A team of astronomers at the University of Warwick recently confirmed the fastest spinning white dwarf named J0240+1952.
Context
A team of astronomers at the University of Warwick recently confirmed the fastest spinning white dwarf named J0240+1952.
About J0240+1952
- The white dwarf named LAMOST J024048.51+195226.9 – or J0240+1952 for short is an extremely rare example of a magnetic propeller system.
- It has been found to complete a full rotation once every 25 seconds.
- It is the fastest spinning confirmed white dwarf.
- With such a record-breaking spin rate, the star is the second high-speed magnetic propeller.
- The star J0240+1952 is similar to Earth but is thought to be at least 200,000 times more massive.

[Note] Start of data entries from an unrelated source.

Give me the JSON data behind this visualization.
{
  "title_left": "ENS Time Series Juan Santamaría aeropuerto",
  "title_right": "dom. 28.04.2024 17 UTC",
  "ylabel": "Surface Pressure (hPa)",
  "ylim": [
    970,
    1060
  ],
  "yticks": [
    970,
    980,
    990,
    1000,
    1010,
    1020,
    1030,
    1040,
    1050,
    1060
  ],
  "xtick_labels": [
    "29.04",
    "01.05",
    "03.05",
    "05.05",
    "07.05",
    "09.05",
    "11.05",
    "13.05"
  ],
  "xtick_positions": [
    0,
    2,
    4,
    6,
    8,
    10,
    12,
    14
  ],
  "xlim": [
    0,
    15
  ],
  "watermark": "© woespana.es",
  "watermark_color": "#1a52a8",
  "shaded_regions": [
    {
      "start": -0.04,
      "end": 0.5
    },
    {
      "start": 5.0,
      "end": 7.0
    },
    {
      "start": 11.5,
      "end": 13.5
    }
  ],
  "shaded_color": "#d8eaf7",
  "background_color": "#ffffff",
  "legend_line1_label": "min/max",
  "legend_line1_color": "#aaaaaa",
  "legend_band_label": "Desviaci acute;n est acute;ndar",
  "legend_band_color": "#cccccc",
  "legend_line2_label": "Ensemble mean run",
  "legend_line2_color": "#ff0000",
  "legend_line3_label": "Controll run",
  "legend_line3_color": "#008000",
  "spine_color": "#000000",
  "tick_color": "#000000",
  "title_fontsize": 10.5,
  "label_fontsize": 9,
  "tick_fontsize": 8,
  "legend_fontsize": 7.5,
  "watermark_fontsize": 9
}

- The data suggests that the star is part of the binary star system. Its immense gravity is pulling material in the form of plasma from its companion star.

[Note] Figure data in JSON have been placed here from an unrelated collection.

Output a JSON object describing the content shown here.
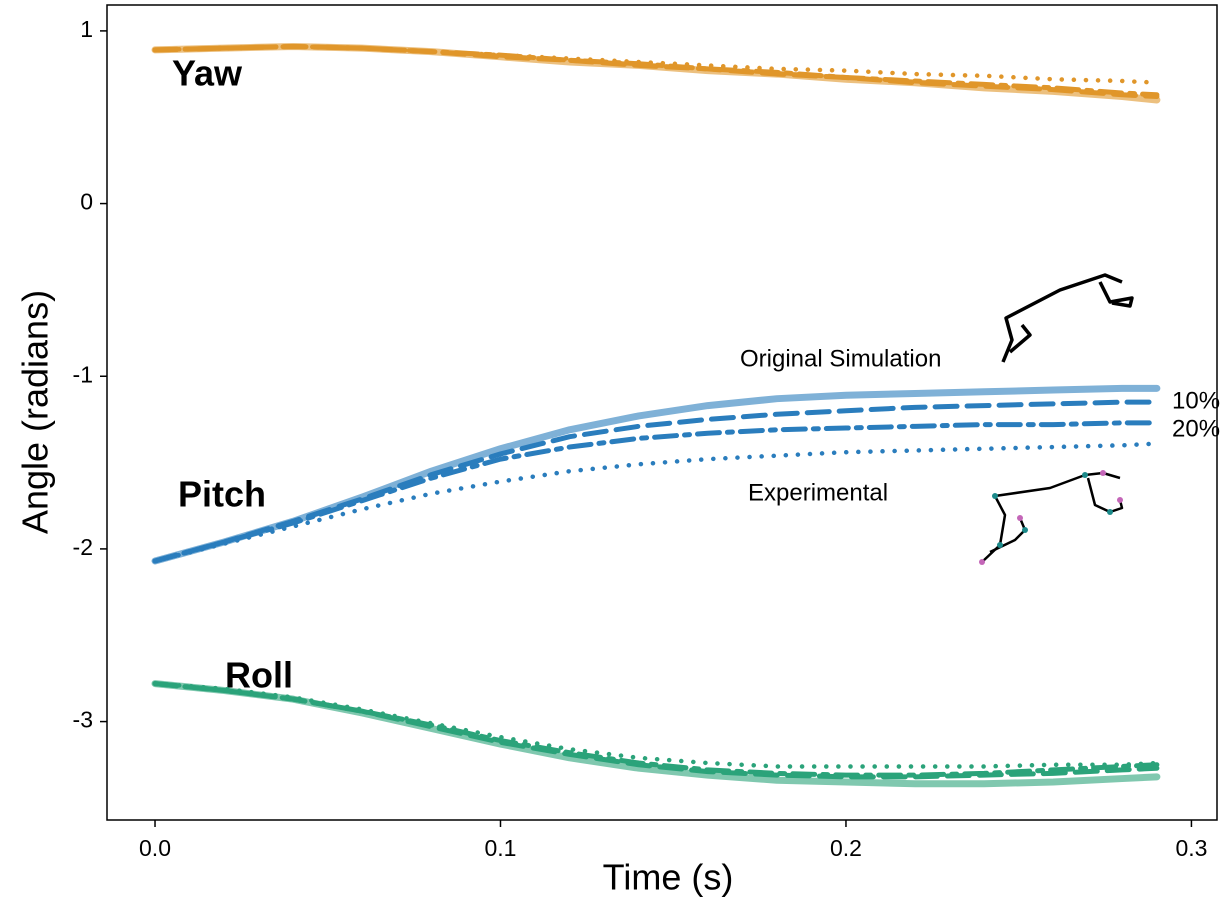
{
  "chart_data": {
    "type": "line",
    "xlabel": "Time (s)",
    "ylabel": "Angle (radians)",
    "x": [
      0,
      0.02,
      0.04,
      0.06,
      0.08,
      0.1,
      0.12,
      0.14,
      0.16,
      0.18,
      0.2,
      0.22,
      0.24,
      0.26,
      0.28,
      0.29
    ],
    "xlim": [
      -0.0139,
      0.3074
    ],
    "ylim": [
      -3.57,
      1.15
    ],
    "xticks": [
      {
        "value": 0,
        "label": "0.0"
      },
      0.1,
      0.2,
      0.3
    ],
    "yticks": [
      1,
      0,
      -1,
      -2,
      -3
    ],
    "styles": [
      {
        "label": "Original Simulation",
        "dash": "solid"
      },
      {
        "label": "10%",
        "dash": "dashed"
      },
      {
        "label": "20%",
        "dash": "dashdot"
      },
      {
        "label": "Experimental",
        "dash": "dotted"
      }
    ],
    "groups": [
      {
        "label": "Yaw",
        "color": "#e0962a",
        "label_color": "#e0962a",
        "series": [
          {
            "values": [
              0.89,
              0.9,
              0.91,
              0.9,
              0.88,
              0.85,
              0.82,
              0.8,
              0.77,
              0.75,
              0.72,
              0.7,
              0.67,
              0.65,
              0.62,
              0.6
            ]
          },
          {
            "values": [
              0.89,
              0.9,
              0.91,
              0.9,
              0.88,
              0.85,
              0.83,
              0.8,
              0.78,
              0.75,
              0.73,
              0.7,
              0.68,
              0.66,
              0.63,
              0.62
            ]
          },
          {
            "values": [
              0.89,
              0.9,
              0.91,
              0.9,
              0.88,
              0.86,
              0.83,
              0.81,
              0.78,
              0.76,
              0.73,
              0.71,
              0.69,
              0.67,
              0.64,
              0.63
            ]
          },
          {
            "values": [
              0.89,
              0.9,
              0.91,
              0.9,
              0.88,
              0.86,
              0.84,
              0.82,
              0.8,
              0.78,
              0.77,
              0.75,
              0.74,
              0.72,
              0.71,
              0.7
            ]
          }
        ]
      },
      {
        "label": "Pitch",
        "color": "#2a7dbd",
        "label_color": "#5a6cb8",
        "series": [
          {
            "values": [
              -2.07,
              -1.96,
              -1.84,
              -1.7,
              -1.55,
              -1.42,
              -1.31,
              -1.23,
              -1.17,
              -1.13,
              -1.11,
              -1.1,
              -1.09,
              -1.08,
              -1.07,
              -1.07
            ]
          },
          {
            "values": [
              -2.07,
              -1.96,
              -1.84,
              -1.71,
              -1.57,
              -1.45,
              -1.35,
              -1.29,
              -1.25,
              -1.22,
              -1.2,
              -1.18,
              -1.17,
              -1.16,
              -1.15,
              -1.15
            ]
          },
          {
            "values": [
              -2.07,
              -1.96,
              -1.85,
              -1.72,
              -1.59,
              -1.48,
              -1.41,
              -1.36,
              -1.33,
              -1.31,
              -1.3,
              -1.29,
              -1.28,
              -1.28,
              -1.27,
              -1.27
            ]
          },
          {
            "values": [
              -2.07,
              -1.97,
              -1.87,
              -1.77,
              -1.68,
              -1.61,
              -1.55,
              -1.51,
              -1.48,
              -1.46,
              -1.44,
              -1.43,
              -1.42,
              -1.41,
              -1.4,
              -1.39
            ]
          }
        ]
      },
      {
        "label": "Roll",
        "color": "#2ba37a",
        "label_color": "#2b9c72",
        "series": [
          {
            "values": [
              -2.78,
              -2.82,
              -2.87,
              -2.95,
              -3.04,
              -3.13,
              -3.21,
              -3.27,
              -3.31,
              -3.34,
              -3.35,
              -3.36,
              -3.36,
              -3.35,
              -3.33,
              -3.32
            ]
          },
          {
            "values": [
              -2.78,
              -2.82,
              -2.87,
              -2.94,
              -3.03,
              -3.12,
              -3.19,
              -3.25,
              -3.29,
              -3.31,
              -3.32,
              -3.32,
              -3.31,
              -3.3,
              -3.28,
              -3.27
            ]
          },
          {
            "values": [
              -2.78,
              -2.82,
              -2.87,
              -2.94,
              -3.02,
              -3.11,
              -3.18,
              -3.24,
              -3.28,
              -3.3,
              -3.31,
              -3.31,
              -3.3,
              -3.28,
              -3.26,
              -3.25
            ]
          },
          {
            "values": [
              -2.78,
              -2.81,
              -2.86,
              -2.93,
              -3.01,
              -3.09,
              -3.16,
              -3.21,
              -3.24,
              -3.26,
              -3.26,
              -3.26,
              -3.26,
              -3.25,
              -3.25,
              -3.24
            ]
          }
        ]
      }
    ]
  }
}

What are white dwarf stars?
- White dwarf stars have medium to high mass and are the final evolutionary state of stars whose mass is not high enough to become a neutron star.

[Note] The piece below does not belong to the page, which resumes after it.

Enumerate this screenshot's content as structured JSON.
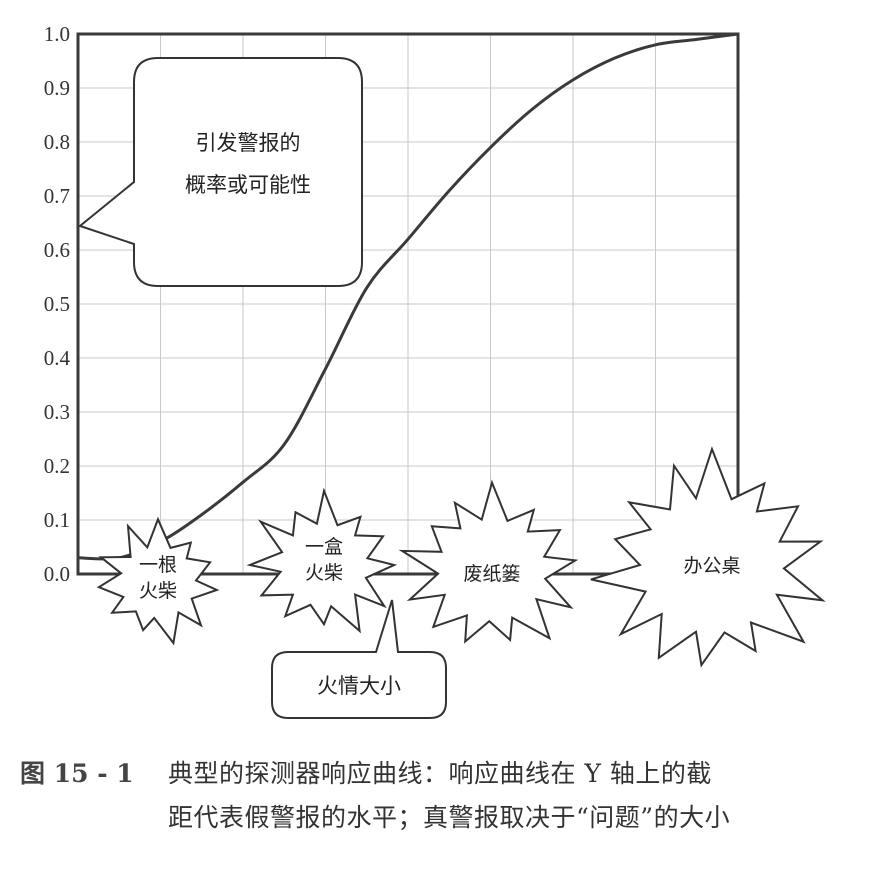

- White dwarf stars are stars that have burnt up all their energy and shed its outer layers and now are undergoing a cooling or shrinking process over million of years.
- The materials in a white dwarf star can no longer undergo fusion reactions, so the star has no source of energy.
- White dwarfs are the hot, dense remnants of long-dead stars. They are the stellar cores left behind after a star has exhausted its fuel supply and blown its bulk of gas and dust into space.
- These exotic objects mark the final stage of evolution for most stars in the universe – including our sun – and light the way to a deeper understanding of cosmic history.